“"Despite the improved data diversity and fidelity to India's population, the dataset is still limited by data availability, current staleness of data, and reasonable model complexity. This results in some necessary independence assumptions; for instance, that occupations are ind...”
You know that feeling when you fine-tune a model for Indian users and it confidently assumes everyone speaks English fluently, lives in a metro city, and has a tech job? Generic synthetic persona datasets pull from English-web demographics as the default, which bakes a Western population distribution into your Hindi chatbot's priors. Collecting real Indian user data raises privacy and regulatory hurdles. The result: your model has Hindi vocabulary but American demographic assumptions behind every generated response.
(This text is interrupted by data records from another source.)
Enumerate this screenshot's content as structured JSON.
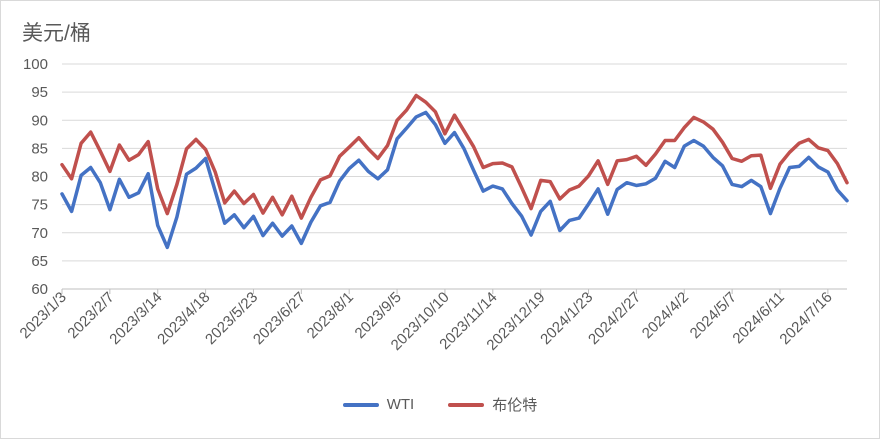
{
  "chart_data": {
    "type": "line",
    "title": "",
    "ylabel": "美元/桶",
    "xlabel": "",
    "ylim": [
      60,
      100
    ],
    "yticks": [
      60,
      65,
      70,
      75,
      80,
      85,
      90,
      95,
      100
    ],
    "grid": true,
    "legend_position": "bottom",
    "x_tick_labels": [
      "2023/1/3",
      "2023/2/7",
      "2023/3/14",
      "2023/4/18",
      "2023/5/23",
      "2023/6/27",
      "2023/8/1",
      "2023/9/5",
      "2023/10/10",
      "2023/11/14",
      "2023/12/19",
      "2024/1/23",
      "2024/2/27",
      "2024/4/2",
      "2024/5/7",
      "2024/6/11",
      "2024/7/16"
    ],
    "x": [
      "2023/1/3",
      "2023/1/10",
      "2023/1/17",
      "2023/1/24",
      "2023/1/31",
      "2023/2/7",
      "2023/2/14",
      "2023/2/21",
      "2023/2/28",
      "2023/3/7",
      "2023/3/14",
      "2023/3/21",
      "2023/3/28",
      "2023/4/4",
      "2023/4/11",
      "2023/4/18",
      "2023/4/25",
      "2023/5/2",
      "2023/5/9",
      "2023/5/16",
      "2023/5/23",
      "2023/5/30",
      "2023/6/6",
      "2023/6/13",
      "2023/6/20",
      "2023/6/27",
      "2023/7/4",
      "2023/7/11",
      "2023/7/18",
      "2023/7/25",
      "2023/8/1",
      "2023/8/8",
      "2023/8/15",
      "2023/8/22",
      "2023/8/29",
      "2023/9/5",
      "2023/9/12",
      "2023/9/19",
      "2023/9/26",
      "2023/10/3",
      "2023/10/10",
      "2023/10/17",
      "2023/10/24",
      "2023/10/31",
      "2023/11/7",
      "2023/11/14",
      "2023/11/21",
      "2023/11/28",
      "2023/12/5",
      "2023/12/12",
      "2023/12/19",
      "2023/12/26",
      "2024/1/2",
      "2024/1/9",
      "2024/1/16",
      "2024/1/23",
      "2024/1/30",
      "2024/2/6",
      "2024/2/13",
      "2024/2/20",
      "2024/2/27",
      "2024/3/5",
      "2024/3/12",
      "2024/3/19",
      "2024/3/26",
      "2024/4/2",
      "2024/4/9",
      "2024/4/16",
      "2024/4/23",
      "2024/4/30",
      "2024/5/7",
      "2024/5/14",
      "2024/5/21",
      "2024/5/28",
      "2024/6/4",
      "2024/6/11",
      "2024/6/18",
      "2024/6/25",
      "2024/7/2",
      "2024/7/9",
      "2024/7/16",
      "2024/7/23",
      "2024/7/30"
    ],
    "series": [
      {
        "name": "WTI",
        "color": "#4472c4",
        "values": [
          76.9,
          73.8,
          80.2,
          81.6,
          78.9,
          74.1,
          79.5,
          76.3,
          77.1,
          80.5,
          71.3,
          67.4,
          72.8,
          80.4,
          81.5,
          83.2,
          77.4,
          71.7,
          73.2,
          70.9,
          72.9,
          69.5,
          71.7,
          69.4,
          71.2,
          68.1,
          71.9,
          74.8,
          75.4,
          79.2,
          81.4,
          82.9,
          80.9,
          79.6,
          81.2,
          86.7,
          88.6,
          90.6,
          91.4,
          89.2,
          85.9,
          87.8,
          84.9,
          81.1,
          77.4,
          78.3,
          77.8,
          75.2,
          73.0,
          69.6,
          73.8,
          75.6,
          70.4,
          72.2,
          72.6,
          75.1,
          77.8,
          73.3,
          77.7,
          78.9,
          78.4,
          78.7,
          79.7,
          82.7,
          81.6,
          85.4,
          86.4,
          85.4,
          83.4,
          81.9,
          78.6,
          78.2,
          79.3,
          78.2,
          73.4,
          77.9,
          81.6,
          81.8,
          83.4,
          81.7,
          80.8,
          77.6,
          75.7
        ]
      },
      {
        "name": "布伦特",
        "color": "#c0504d",
        "values": [
          82.1,
          79.6,
          85.9,
          87.9,
          84.5,
          80.9,
          85.6,
          82.9,
          83.9,
          86.2,
          77.8,
          73.4,
          78.6,
          84.9,
          86.6,
          84.8,
          80.8,
          75.3,
          77.4,
          75.2,
          76.8,
          73.5,
          76.3,
          73.2,
          76.5,
          72.6,
          76.3,
          79.4,
          80.1,
          83.6,
          85.2,
          86.9,
          84.9,
          83.2,
          85.5,
          90.0,
          91.8,
          94.4,
          93.2,
          91.5,
          87.6,
          90.9,
          88.1,
          85.3,
          81.6,
          82.3,
          82.4,
          81.7,
          78.1,
          74.3,
          79.3,
          79.1,
          76.0,
          77.6,
          78.3,
          80.1,
          82.8,
          78.6,
          82.8,
          83.0,
          83.6,
          82.0,
          84.0,
          86.4,
          86.4,
          88.7,
          90.5,
          89.7,
          88.4,
          86.1,
          83.2,
          82.7,
          83.7,
          83.8,
          77.9,
          82.2,
          84.3,
          85.9,
          86.6,
          85.1,
          84.6,
          82.3,
          78.9
        ]
      }
    ]
  }
}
NVIDIA first built a Probabilistic Graphical Model calibrated to India's 2011 Census tables — so when it samples age, sex, religion, education level, occupation, and district, the resulting combination matches India's actual population distribution rather than an LLM's internal biases. Those demographic bundles then pass to GPT-OSS-120B, which writes a natural-language persona narrative for each bundle. This process runs seven times per record — once each for general, professional, linguistic, culinary, sports, arts, and travel personas — so each of the 3 million demographic profiles becomes seven different character descriptions. NeMo Data Designer orchestrates the pipeline using Jinja templating and Pydantic validation. Output lands in Parquet files you load with the HuggingFace datasets library in two lines.
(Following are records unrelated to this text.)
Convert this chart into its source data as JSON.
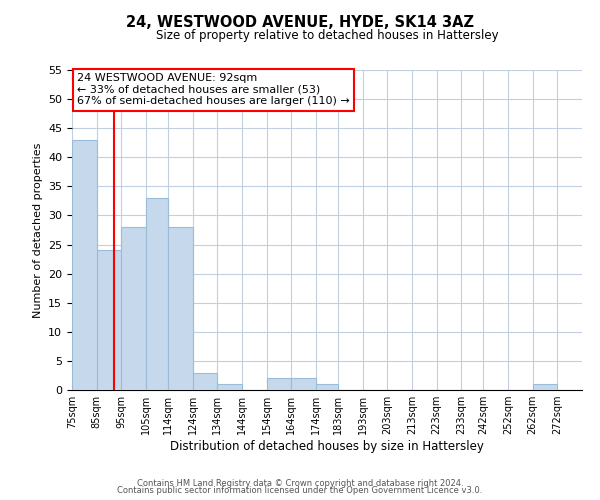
{
  "title": "24, WESTWOOD AVENUE, HYDE, SK14 3AZ",
  "subtitle": "Size of property relative to detached houses in Hattersley",
  "xlabel": "Distribution of detached houses by size in Hattersley",
  "ylabel": "Number of detached properties",
  "bar_edges": [
    75,
    85,
    95,
    105,
    114,
    124,
    134,
    144,
    154,
    164,
    174,
    183,
    193,
    203,
    213,
    223,
    233,
    242,
    252,
    262,
    272
  ],
  "bar_heights": [
    43,
    24,
    28,
    33,
    28,
    3,
    1,
    0,
    2,
    2,
    1,
    0,
    0,
    0,
    0,
    0,
    0,
    0,
    0,
    1,
    0
  ],
  "bar_color": "#c6d9ec",
  "bar_edgecolor": "#9bbcd8",
  "property_line_x": 92,
  "property_line_color": "red",
  "ylim": [
    0,
    55
  ],
  "yticks": [
    0,
    5,
    10,
    15,
    20,
    25,
    30,
    35,
    40,
    45,
    50,
    55
  ],
  "tick_labels": [
    "75sqm",
    "85sqm",
    "95sqm",
    "105sqm",
    "114sqm",
    "124sqm",
    "134sqm",
    "144sqm",
    "154sqm",
    "164sqm",
    "174sqm",
    "183sqm",
    "193sqm",
    "203sqm",
    "213sqm",
    "223sqm",
    "233sqm",
    "242sqm",
    "252sqm",
    "262sqm",
    "272sqm"
  ],
  "annotation_title": "24 WESTWOOD AVENUE: 92sqm",
  "annotation_line1": "← 33% of detached houses are smaller (53)",
  "annotation_line2": "67% of semi-detached houses are larger (110) →",
  "annotation_box_color": "#ffffff",
  "annotation_box_edgecolor": "red",
  "footer1": "Contains HM Land Registry data © Crown copyright and database right 2024.",
  "footer2": "Contains public sector information licensed under the Open Government Licence v3.0.",
  "background_color": "#ffffff",
  "grid_color": "#c0d0e0"
}
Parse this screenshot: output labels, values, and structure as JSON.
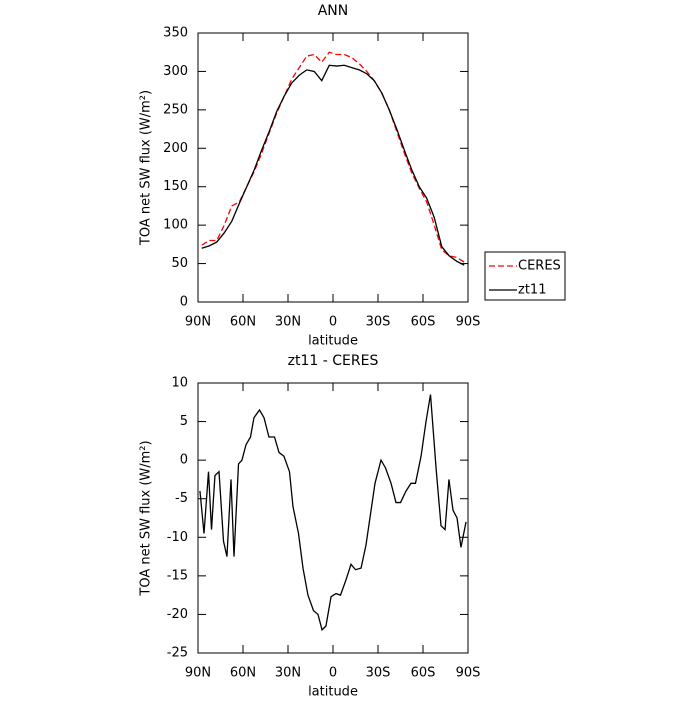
{
  "chart_data": [
    {
      "type": "line",
      "title": "ANN",
      "x_label": "latitude",
      "y_label": "TOA net SW flux (W/m²)",
      "x": [
        87.5,
        82.5,
        77.5,
        72.5,
        67.5,
        62.5,
        57.5,
        52.5,
        47.5,
        42.5,
        37.5,
        32.5,
        27.5,
        22.5,
        17.5,
        12.5,
        7.5,
        2.5,
        -2.5,
        -7.5,
        -12.5,
        -17.5,
        -22.5,
        -27.5,
        -32.5,
        -37.5,
        -42.5,
        -47.5,
        -52.5,
        -57.5,
        -62.5,
        -67.5,
        -72.5,
        -77.5,
        -82.5,
        -87.5
      ],
      "series": [
        {
          "name": "CERES",
          "color": "#ff0000",
          "linestyle": "dashed",
          "values": [
            74,
            80,
            80,
            100,
            125,
            130,
            150,
            170,
            194,
            220,
            246,
            268,
            290,
            305,
            320,
            322,
            312,
            325,
            322,
            322,
            318,
            310,
            300,
            288,
            272,
            250,
            222,
            194,
            168,
            148,
            130,
            100,
            68,
            60,
            58,
            52
          ]
        },
        {
          "name": "zt11",
          "color": "#000000",
          "linestyle": "solid",
          "values": [
            70,
            73,
            78,
            90,
            105,
            128,
            150,
            172,
            198,
            222,
            248,
            268,
            285,
            295,
            302,
            300,
            288,
            308,
            307,
            308,
            305,
            302,
            297,
            288,
            272,
            250,
            225,
            198,
            172,
            150,
            135,
            110,
            72,
            60,
            53,
            48
          ]
        }
      ],
      "xlim": [
        90,
        -90
      ],
      "ylim": [
        0,
        350
      ],
      "xticks": [
        {
          "value": 90,
          "label": "90N"
        },
        {
          "value": 60,
          "label": "60N"
        },
        {
          "value": 30,
          "label": "30N"
        },
        0,
        {
          "value": -30,
          "label": "30S"
        },
        {
          "value": -60,
          "label": "60S"
        },
        {
          "value": -90,
          "label": "90S"
        }
      ],
      "yticks": [
        0,
        50,
        100,
        150,
        200,
        250,
        300,
        350
      ],
      "legend_loc": "right"
    },
    {
      "type": "line",
      "title": "zt11 - CERES",
      "x_label": "latitude",
      "y_label": "TOA net SW flux (W/m²)",
      "x": [
        88.7,
        86,
        83,
        81,
        78.7,
        76,
        73,
        70.7,
        68,
        66,
        63,
        60.7,
        58,
        55,
        52.7,
        49,
        46,
        42.7,
        39,
        36,
        32.7,
        29,
        26.7,
        23,
        20,
        16.7,
        13,
        10,
        7.3,
        4.7,
        1.3,
        -2,
        -5,
        -8.7,
        -12,
        -15,
        -18.7,
        -22,
        -25,
        -28,
        -32,
        -35,
        -38.7,
        -42,
        -45,
        -48.7,
        -52,
        -55,
        -58.7,
        -62,
        -65,
        -68.7,
        -72,
        -74.7,
        -77.3,
        -80,
        -82.7,
        -85.3,
        -88.7
      ],
      "series": [
        {
          "color": "#000000",
          "linestyle": "solid",
          "values": [
            -4,
            -9.5,
            -1.5,
            -9,
            -2,
            -1.5,
            -10.5,
            -12.5,
            -2.5,
            -12.5,
            -0.5,
            0,
            2,
            3,
            5.5,
            6.5,
            5.5,
            3,
            3,
            1,
            0.5,
            -1.5,
            -6,
            -9.5,
            -14,
            -17.5,
            -19.5,
            -20,
            -22,
            -21.5,
            -17.7,
            -17.3,
            -17.5,
            -15.5,
            -13.5,
            -14.2,
            -14,
            -11,
            -7,
            -3,
            0,
            -1,
            -3,
            -5.5,
            -5.5,
            -4,
            -3,
            -3,
            0.5,
            5,
            8.5,
            -1,
            -8.5,
            -9,
            -2.5,
            -6.5,
            -7.5,
            -11.3,
            -8
          ]
        }
      ],
      "xlim": [
        90,
        -90
      ],
      "ylim": [
        -25,
        10
      ],
      "xticks": [
        {
          "value": 90,
          "label": "90N"
        },
        {
          "value": 60,
          "label": "60N"
        },
        {
          "value": 30,
          "label": "30N"
        },
        0,
        {
          "value": -30,
          "label": "30S"
        },
        {
          "value": -60,
          "label": "60S"
        },
        {
          "value": -90,
          "label": "90S"
        }
      ],
      "yticks": [
        -25,
        -20,
        -15,
        -10,
        -5,
        0,
        5,
        10
      ]
    }
  ]
}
If you are training or fine-tuning a Hindi or Indian-English language model and need demographically calibrated synthetic personas as conditioning input, this is for you. It also works for building evaluation sets for Indian-language chatbots where you want to test against statistically realistic user profiles. Not useful if your target population speaks Tamil, Telugu, Bengali, Marathi, or any of the 19 other scheduled Indian languages absent from this dataset.
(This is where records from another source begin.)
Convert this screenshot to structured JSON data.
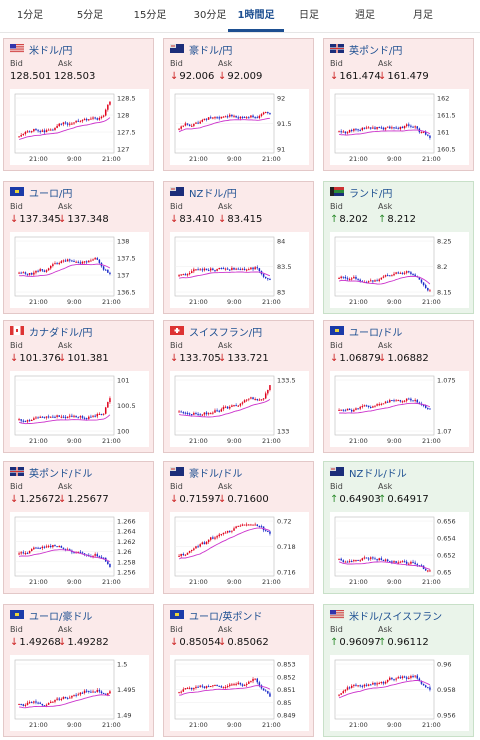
{
  "tabs": [
    {
      "label": "1分足"
    },
    {
      "label": "5分足"
    },
    {
      "label": "15分足"
    },
    {
      "label": "30分足"
    },
    {
      "label": "1時間足",
      "active": true
    },
    {
      "label": "日足"
    },
    {
      "label": "週足"
    },
    {
      "label": "月足"
    }
  ],
  "labels": {
    "bid": "Bid",
    "ask": "Ask"
  },
  "cards": [
    {
      "pair": "米ドル/円",
      "flag": "us-flag",
      "bid": "128.501",
      "ask": "128.503",
      "dir": "none",
      "y_ticks": [
        "128.5",
        "128",
        "127.5",
        "127"
      ],
      "x_ticks": [
        "21:00",
        "9:00",
        "21:00"
      ]
    },
    {
      "pair": "豪ドル/円",
      "flag": "au-flag",
      "bid": "92.006",
      "ask": "92.009",
      "dir": "down",
      "y_ticks": [
        "92",
        "91.5",
        "91"
      ],
      "x_ticks": [
        "21:00",
        "9:00",
        "21:00"
      ]
    },
    {
      "pair": "英ポンド/円",
      "flag": "uk-flag",
      "bid": "161.474",
      "ask": "161.479",
      "dir": "down",
      "y_ticks": [
        "162",
        "161.5",
        "161",
        "160.5"
      ],
      "x_ticks": [
        "21:00",
        "9:00",
        "21:00"
      ]
    },
    {
      "pair": "ユーロ/円",
      "flag": "eu-flag",
      "bid": "137.345",
      "ask": "137.348",
      "dir": "down",
      "y_ticks": [
        "138",
        "137.5",
        "137",
        "136.5"
      ],
      "x_ticks": [
        "21:00",
        "9:00",
        "21:00"
      ]
    },
    {
      "pair": "NZドル/円",
      "flag": "nz-flag",
      "bid": "83.410",
      "ask": "83.415",
      "dir": "down",
      "y_ticks": [
        "84",
        "83.5",
        "83"
      ],
      "x_ticks": [
        "21:00",
        "9:00",
        "21:00"
      ]
    },
    {
      "pair": "ランド/円",
      "flag": "za-flag",
      "bid": "8.202",
      "ask": "8.212",
      "dir": "up",
      "y_ticks": [
        "8.25",
        "8.2",
        "8.15"
      ],
      "x_ticks": [
        "21:00",
        "9:00",
        "21:00"
      ]
    },
    {
      "pair": "カナダドル/円",
      "flag": "ca-flag",
      "bid": "101.376",
      "ask": "101.381",
      "dir": "down",
      "y_ticks": [
        "101",
        "100.5",
        "100"
      ],
      "x_ticks": [
        "21:00",
        "9:00",
        "21:00"
      ]
    },
    {
      "pair": "スイスフラン/円",
      "flag": "ch-flag",
      "bid": "133.705",
      "ask": "133.721",
      "dir": "down",
      "y_ticks": [
        "133.5",
        "133"
      ],
      "x_ticks": [
        "21:00",
        "9:00",
        "21:00"
      ]
    },
    {
      "pair": "ユーロ/ドル",
      "flag": "eu-flag",
      "bid": "1.06879",
      "ask": "1.06882",
      "dir": "down",
      "y_ticks": [
        "1.075",
        "1.07"
      ],
      "x_ticks": [
        "21:00",
        "9:00",
        "21:00"
      ]
    },
    {
      "pair": "英ポンド/ドル",
      "flag": "uk-flag",
      "bid": "1.25672",
      "ask": "1.25677",
      "dir": "down",
      "y_ticks": [
        "1.266",
        "1.264",
        "1.262",
        "1.26",
        "1.258",
        "1.256"
      ],
      "x_ticks": [
        "21:00",
        "9:00",
        "21:00"
      ]
    },
    {
      "pair": "豪ドル/ドル",
      "flag": "au-flag",
      "bid": "0.71597",
      "ask": "0.71600",
      "dir": "down",
      "y_ticks": [
        "0.72",
        "0.718",
        "0.716"
      ],
      "x_ticks": [
        "21:00",
        "9:00",
        "21:00"
      ]
    },
    {
      "pair": "NZドル/ドル",
      "flag": "nz-flag",
      "bid": "0.64903",
      "ask": "0.64917",
      "dir": "up",
      "y_ticks": [
        "0.656",
        "0.654",
        "0.652",
        "0.65"
      ],
      "x_ticks": [
        "21:00",
        "9:00",
        "21:00"
      ]
    },
    {
      "pair": "ユーロ/豪ドル",
      "flag": "eu-flag",
      "bid": "1.49268",
      "ask": "1.49282",
      "dir": "down",
      "y_ticks": [
        "1.5",
        "1.495",
        "1.49"
      ],
      "x_ticks": [
        "21:00",
        "9:00",
        "21:00"
      ]
    },
    {
      "pair": "ユーロ/英ポンド",
      "flag": "eu-flag",
      "bid": "0.85054",
      "ask": "0.85062",
      "dir": "down",
      "y_ticks": [
        "0.853",
        "0.852",
        "0.851",
        "0.85",
        "0.849"
      ],
      "x_ticks": [
        "21:00",
        "9:00",
        "21:00"
      ]
    },
    {
      "pair": "米ドル/スイスフラン",
      "flag": "us-flag",
      "bid": "0.96097",
      "ask": "0.96112",
      "dir": "up",
      "y_ticks": [
        "0.96",
        "0.958",
        "0.956"
      ],
      "x_ticks": [
        "21:00",
        "9:00",
        "21:00"
      ]
    }
  ],
  "colors": {
    "bull": "#e0001b",
    "bear": "#1a2bc9",
    "ma": "#cc33cc",
    "up_bg": "#eaf4ea",
    "down_bg": "#fbeaea",
    "accent": "#1d4f91"
  }
}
Load the English subset in an afternoon with two lines of Python — no account, no API key, and Parquet works with any data tool. The census-grounded demographic sampling is the only approach like it in open source for India at this scale. The hard limit to know before committing: 22 scheduled Indian languages are absent, and the 2011 Census backbone means urbanization and smartphone penetration patterns are 15 years out of date with no stated update plan.